CD – Andrew Dickeson's Blue Rhythm Band – Swingin' the Blues
Drum master, Andrew Dickeson, has made a recording showcasing his virtuosity as well as those of his fellow ‘kings of swing’. This is an album for dancers and listeners alike, with so many highlights that it’s difficult to know where to start. They do what Basie did - four solid beats to the bar and no cheating. Accompanying Dickeson on this fabulous connoisseur’s choice of classic tracks is Brad Child on tenor saxophone, Peter Locke on piano, and Jacob Graham on the double bass. The results are a magical interplay of musical invention, sliding around familiar themes in a swinging fashion with their fine technique. Opening with the Count Basie composition, Splanky, to set you in the mood, the band progresses to the gems of Charlie Shavers, Duke Ellington, Eddie Durham and the anthem of the great Chick Webb, Stompin’ At The Savoy, leaving the listener agape, breathless and in awe, walking the tightrope between their inventiveness and allowing the familiar tunes to speak. In My Solitude allows everyone to cool their Latin soaked heels, until Brad Child brings the house down, seizing the opportunity to demonstrate his impressive ballad chops with his soulful interpretation of the atmospheric Poor Butterfly. The performance delivers imagination and a pace that is a masterclass of how to reinvent the blues. This is a very special album from some very special musicians.
Jazz and Beyond, Barry O'Sullivan, Oct 2021
CD - Dan Barnett - Through Her Eyes
"the pay-off is an immediacy to the music, itself, and to the players’ interaction. Those players are the cream of Australia’s mainstream jazz scene: Paul Furniss (clarinet/alto saxophone – brilliant on Sultry Serenade), Bill Burton (trumpet/flugelhorn), Peter Locke (piano), the late Chuck Morgan (guitar), Craig Scott (bass), Cyril Bevan (drums), George Washingmachine (guest vocals/violin) and Anthony Howe (guest drums). And yet, as good as the solos are and as silken as the rhythm section is, the beating heart of the project lies in Barnett’s unerring instincts as jazz singer, even jolting you in the midst of something as well-worn as Skylark with a burst of falsetto as unexpected as a shooting star. On a couple of tracks his and Washingmachine’s voices merge in phrasing and blend in harmony like two kids playing a game – which is what music is when played with this level of delight.
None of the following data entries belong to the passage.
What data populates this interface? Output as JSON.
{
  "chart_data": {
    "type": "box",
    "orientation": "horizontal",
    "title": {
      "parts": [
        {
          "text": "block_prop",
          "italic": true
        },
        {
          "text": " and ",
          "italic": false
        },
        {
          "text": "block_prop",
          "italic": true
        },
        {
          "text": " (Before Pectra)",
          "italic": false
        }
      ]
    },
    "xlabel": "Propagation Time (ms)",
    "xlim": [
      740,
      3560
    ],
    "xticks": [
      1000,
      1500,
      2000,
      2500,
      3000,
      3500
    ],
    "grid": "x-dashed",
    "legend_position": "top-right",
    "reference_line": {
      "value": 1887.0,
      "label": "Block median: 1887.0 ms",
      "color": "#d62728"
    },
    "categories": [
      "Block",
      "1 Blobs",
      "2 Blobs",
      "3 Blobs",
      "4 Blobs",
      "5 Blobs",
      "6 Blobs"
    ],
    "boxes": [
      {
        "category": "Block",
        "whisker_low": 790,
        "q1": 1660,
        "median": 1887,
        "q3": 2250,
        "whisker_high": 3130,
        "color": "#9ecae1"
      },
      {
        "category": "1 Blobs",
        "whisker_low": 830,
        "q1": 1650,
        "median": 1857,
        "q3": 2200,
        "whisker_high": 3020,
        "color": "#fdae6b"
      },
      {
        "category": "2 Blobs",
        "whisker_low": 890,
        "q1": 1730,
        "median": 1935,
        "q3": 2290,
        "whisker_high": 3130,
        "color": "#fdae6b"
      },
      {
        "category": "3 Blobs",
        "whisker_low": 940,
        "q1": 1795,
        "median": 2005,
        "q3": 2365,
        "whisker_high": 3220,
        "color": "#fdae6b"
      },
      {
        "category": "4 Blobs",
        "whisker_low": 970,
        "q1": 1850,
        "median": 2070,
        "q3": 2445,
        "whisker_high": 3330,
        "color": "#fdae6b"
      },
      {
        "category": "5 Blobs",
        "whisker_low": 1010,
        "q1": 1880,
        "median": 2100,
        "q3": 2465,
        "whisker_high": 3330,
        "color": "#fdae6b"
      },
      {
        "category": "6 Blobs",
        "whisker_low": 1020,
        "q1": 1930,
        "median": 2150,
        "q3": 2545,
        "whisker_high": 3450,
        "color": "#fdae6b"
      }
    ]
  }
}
Sydney Morning Herald, John Shand, Dec 2018
CD - Dan Barnett - Strictly Swingin'
Many works of Freddie Slack, a now forgotten American swing and boogie-woogie pianist/bandleader are featured. Tunes associated with him, Boogie Blues, Small Batch O’ Nod, The House Of Blue Lights, Southpaw Serenade, and A Cat’s Ninth Life enable pianist Peter Locke to show his hitherto hidden boogie-woogie expertise. Locke is part of a swinging rhythm section with bassist Ashley Turner and the redoubtable drummer Andrew Dickeson.
The Australian, Eric Myers, Dec 2018
In Performance - Gregg Arthur - Melbourne Jazz Festival: Opening gigs set a standard for elegance, artistry and innovation
The opening night in the Melbourne Recital Hall featured Australian vocalist Gregg Arthur, followed by the American Branford Marsalis' quartet. Arthur began the festival with an immaculate version of perhaps the most difficult standard in jazz, Billy Strayhorn's Lush Life, accompanied by pianist Peter Locke.
The Australian, Eric Myers, June 2018
In Performance - Gregg Arthur - The Slippery Art of Stretching and Snapping a Line
"the real highlights came on the standard repertoire. A Child is Born was transfixing, and pianist Peter Locke's gorgeous arrangement of In a Sentimental Mood allowed Arthur to tap into the song's deep beauty against fluttering piano figures. Locke's playing was a delight throughout, and with bassist Craig Scott and drummer Ron Lemke the band had a suppleness and keen feel for ensuring the voice was always spotlit.
Sydney Morning Herald, John Shand, Dec 2017
CD - Dan Barnett - Walkin' Shoes
From ballads to bop. The instrumental Tin Tin Deo is a dizzying workout for the band's Afro-Cuban chops. Growing out of a Greg Royal bass intro through a sharp Peter Locke piano solo, the tune culminates in an Andrew Dickerson (really, who else?) drum workout. A (grooving) highpoint!
AustralianJazz.net, John Hardaker, Jan 2017
CD - Dan Barnett - One for C
"a sensational big band reading of I Remember Clifford, and some enchanting solos from pianist Peter Locke and the radiant guitar of Chuck Morgan, underpinned by bassist Ed Gaston and British drummer Cyril Bevan."